Yesterday was spent pouring over death certificates from the early 1900's in Baltimore County, Maryland.
Moving through the records my eyes glanced over names and dates to discover the missing pieces of the family puzzle. Many of these members list Brights Disease, arteriosclerosis, and myocardits as cause of death.
As I scrolled through the reels typhoid fever began to appear on records of youngsters residing in Baltimore. My first reaction was of sadness for the families losing their most vulnerable members. How difficult to imagine our ancestors dealing with such tragedy in our age of miracle drugs.
With so many deaths attributed to this disease I started wondering if there was an epidemic during this time frame. A quick Google search revealed the article "An Opinion Upon the Outbreak of Typhoid Fever at St. Vincent's Infant Asylum, Baltimore County, MD., During July and August, 1909. by Marshall Langton Price, M. D., Baltimore, MD".

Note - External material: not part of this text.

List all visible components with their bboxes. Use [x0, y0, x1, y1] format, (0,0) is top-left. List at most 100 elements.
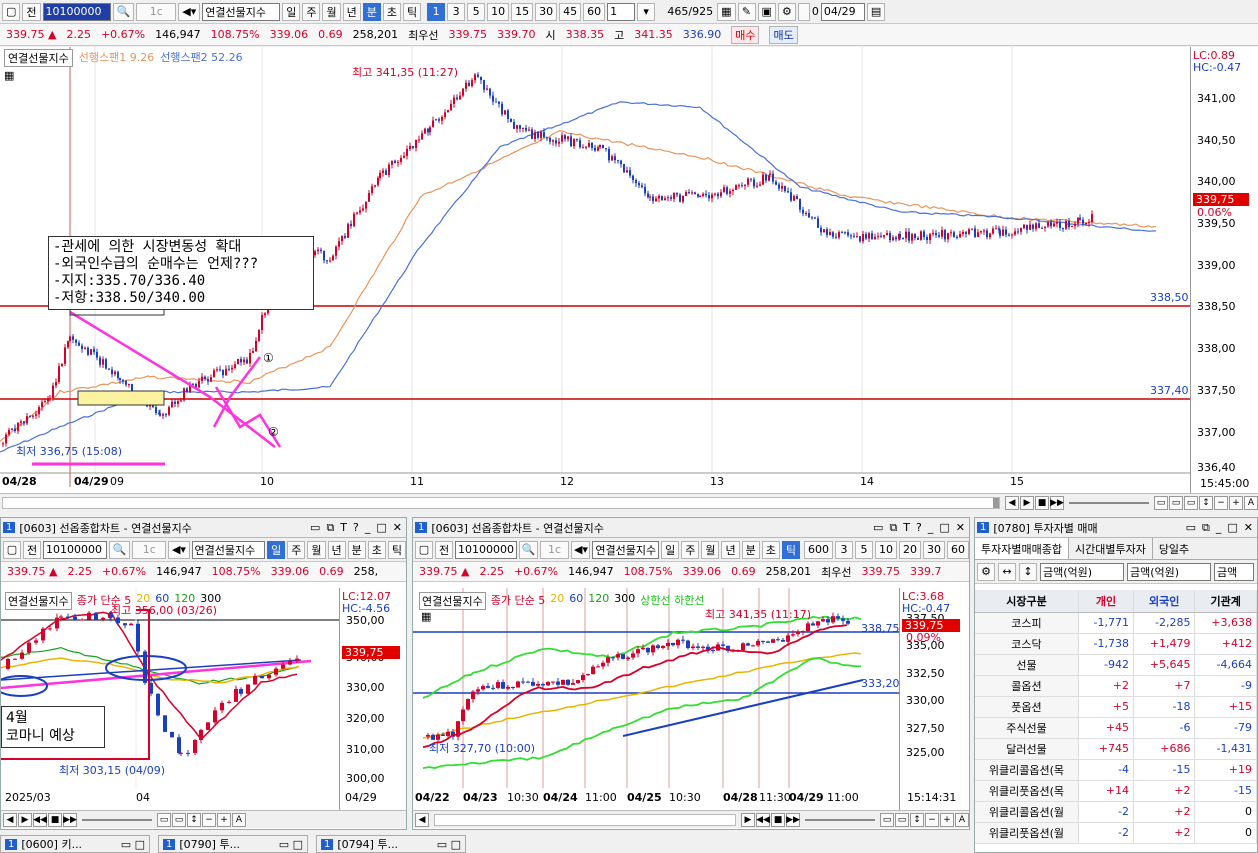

Further information discovered:
Baltimore and Ohio Employes Magazine, volume 2 published October, 1913
St. Vincent's Orphan Asylum - The New Chapter of Baltimore City, published 1900
It is always satisfying to place records in historical context, but sometimes they engendered bittersweet emotions. So very sad to discover these little ones in a orphanage perishing from a dreadful disease.
During my research there was mention of Mary Mallon aka Typhoid Mary. Everyone has heard this name used while describing someone to avoid at all costs. I do not believe I have ever heard the true story surrounding this historical figure.
May to October, 1913.
Article from Medical Record: a weekly Journal of Medicine and Surgery, volume 77 January 1, 1910-June 25, 1910 - edited by Thomas L. Stedman, A.M., M.D., published 1910.
Article from Pacific Medical Journal, volume LVIII,
published January, 1915
Further reading on Typhoid Mary:
Typhoid Mary: The Sad Story of a Woman Responsible for Several Typhoid Outbreaks by Jennifer Rosenberg, About.com Guide.
Typhoid Mary: Villain or Victim? by Judith Walzer Leavitt, PBS.org.
Weekly Bulletin of the Department of Health City of New York, vol. IV, published January 12, 1915.
So goes the day of traveling in many directions locating facts from one single document! My favorite part of genealogy research.